Machine Intelligence Laboratory, National University of Mongolia, Ulaanbaatar 14201, Mongolia.
Sensors (Basel). 2020 Oct 26;20(21):6077. doi: 10.3390/s20216077.
In recent years, many researchers have shown increasing interest in music information retrieval (MIR) applications, with automatic chord recognition being one of the popular tasks. Many studies have achieved/demonstrated considerable improvement using deep learning based models in automatic chord recognition problems. However, most of the existing models have focused on simple chord recognition, which classifies the root note with the major, minor, and seventh chords. Furthermore, in learning-based recognition, it is critical to collect high-quality and large amounts of training data to achieve the desired performance. In this paper, we present a multi-task learning (MTL) model for a guitar chord recognition task, where the model is trained using a relatively large-vocabulary guitar chord dataset.
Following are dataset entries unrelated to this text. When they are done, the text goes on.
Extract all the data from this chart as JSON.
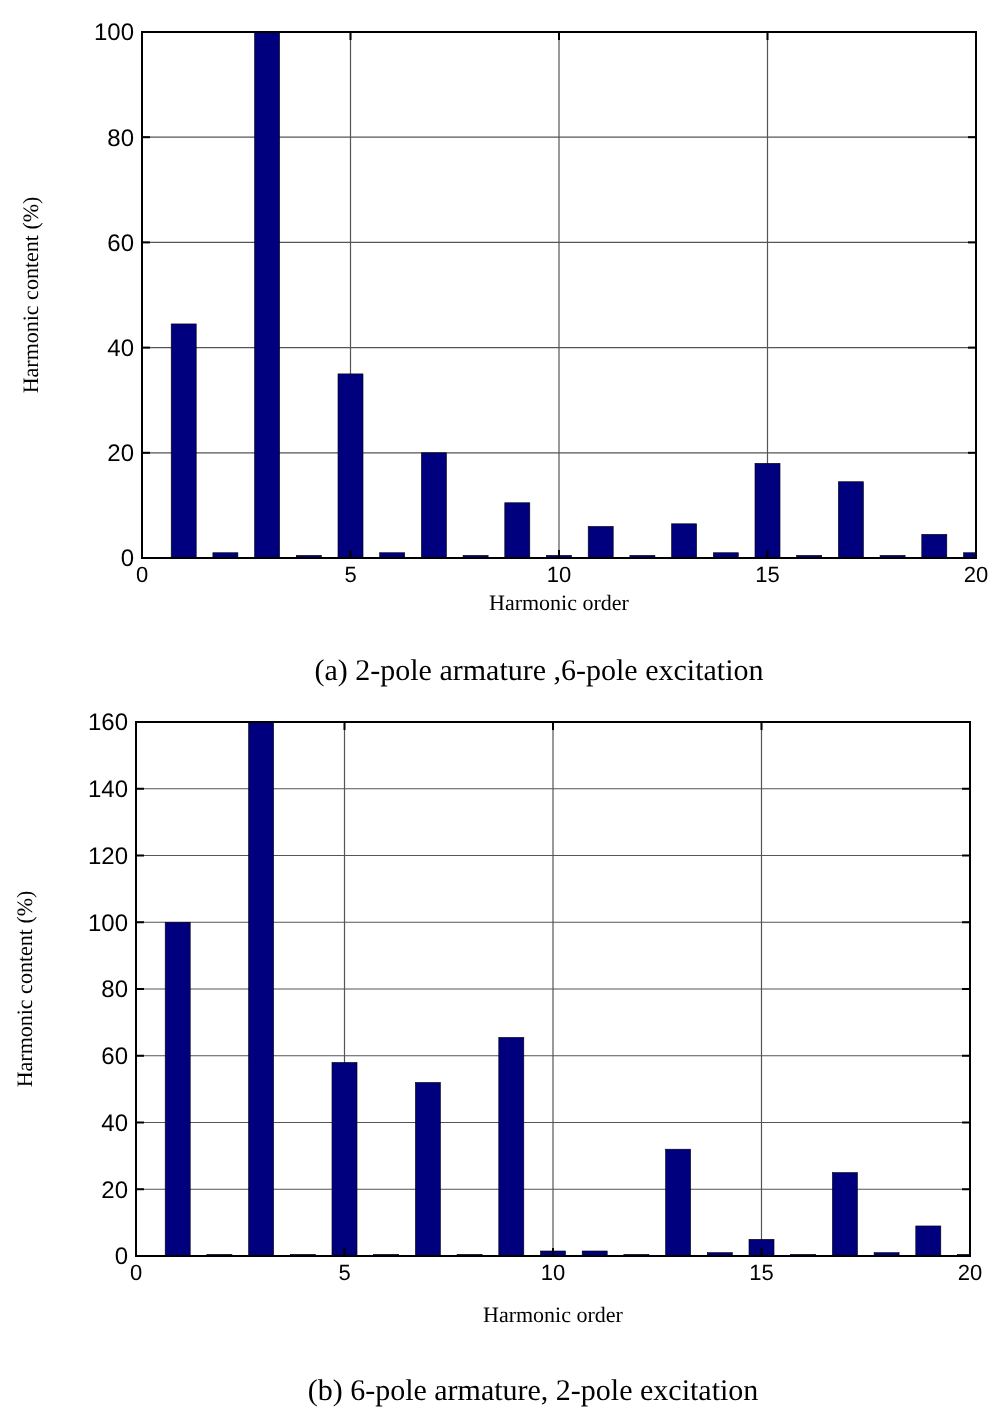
{
  "chart_data": [
    {
      "type": "bar",
      "title": "(a) 2-pole armature ,6-pole excitation",
      "xlabel": "Harmonic order",
      "ylabel": "Harmonic content (%)",
      "x": [
        1,
        2,
        3,
        4,
        5,
        6,
        7,
        8,
        9,
        10,
        11,
        12,
        13,
        14,
        15,
        16,
        17,
        18,
        19,
        20
      ],
      "values": [
        44.5,
        1,
        100,
        0.5,
        35,
        1,
        20,
        0.5,
        10.5,
        0.5,
        6,
        0.5,
        6.5,
        1,
        18,
        0.5,
        14.5,
        0.5,
        4.5,
        1
      ],
      "color": "#00007f",
      "xlim": [
        0,
        20
      ],
      "xticks": [
        0,
        5,
        10,
        15,
        20
      ],
      "ylim": [
        0,
        100
      ],
      "yticks": [
        0,
        20,
        40,
        60,
        80,
        100
      ],
      "grid": true
    },
    {
      "type": "bar",
      "title": "(b) 6-pole armature, 2-pole excitation",
      "xlabel": "Harmonic order",
      "ylabel": "Harmonic content (%)",
      "x": [
        1,
        2,
        3,
        4,
        5,
        6,
        7,
        8,
        9,
        10,
        11,
        12,
        13,
        14,
        15,
        16,
        17,
        18,
        19,
        20
      ],
      "values": [
        100,
        0.5,
        160,
        0.5,
        58,
        0.5,
        52,
        0.5,
        65.5,
        1.5,
        1.5,
        0.5,
        32,
        1,
        5,
        0.5,
        25,
        1,
        9,
        0.5
      ],
      "color": "#00007f",
      "xlim": [
        0,
        20
      ],
      "xticks": [
        0,
        5,
        10,
        15,
        20
      ],
      "ylim": [
        0,
        160
      ],
      "yticks": [
        0,
        20,
        40,
        60,
        80,
        100,
        120,
        140,
        160
      ],
      "grid": true
    }
  ]
}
To solve data scarcity issues, a physical data augmentation method that directly records the chord dataset from a robotic performer is employed. Deep learning based MTL is proposed to improve the performance of automatic chord recognition with the proposed physical data augmentation dataset. The proposed MTL model is compared with four baseline models and its corresponding single-task learning model using two types of datasets, including a human dataset and a human combined with the augmented dataset. The proposed methods outperform the baseline models, and the results show that most scores of the proposed multi-task learning model are better than those of the corresponding single-task learning model. The experimental results demonstrate that physical data augmentation is an effective method for increasing the dataset size for guitar chord recognition tasks.
近年来,许多研究人员对音乐信息检索(MIR)应用越来越感兴趣,自动和弦识别是其中一个热门任务。许多研究使用基于深度学习的模型在自动和弦识别问题上取得了相当大的进展。然而,大多数现有的模型都集中在简单的和弦识别上,即对根音进行分类,包括大三和弦、小三和弦和七和弦。此外,在基于学习的识别中,收集高质量和大量的训练数据对于达到预期的性能至关重要。在本文中,我们提出了一种用于吉他和弦识别任务的多任务学习(MTL)模型,该模型使用相对较大词汇量的吉他和弦数据集进行训练。为了解决数据稀缺的问题,我们采用了一种物理数据增强方法,该方法直接从机器人演奏者那里记录和弦数据集。提出了基于深度学习的 MTL,以利用所提出的物理数据增强数据集来提高自动和弦识别的性能。将所提出的 MTL 模型与四个基线模型及其相应的单任务学习模型进行了比较,使用了两种数据集,包括人类数据集和人类与增强数据集的组合。所提出的方法优于基线模型,实验结果表明,大多数多任务学习模型的分数都优于相应的单任务学习模型的分数。实验结果表明,物理数据增强是一种有效的增加吉他和弦识别任务数据集大小的方法。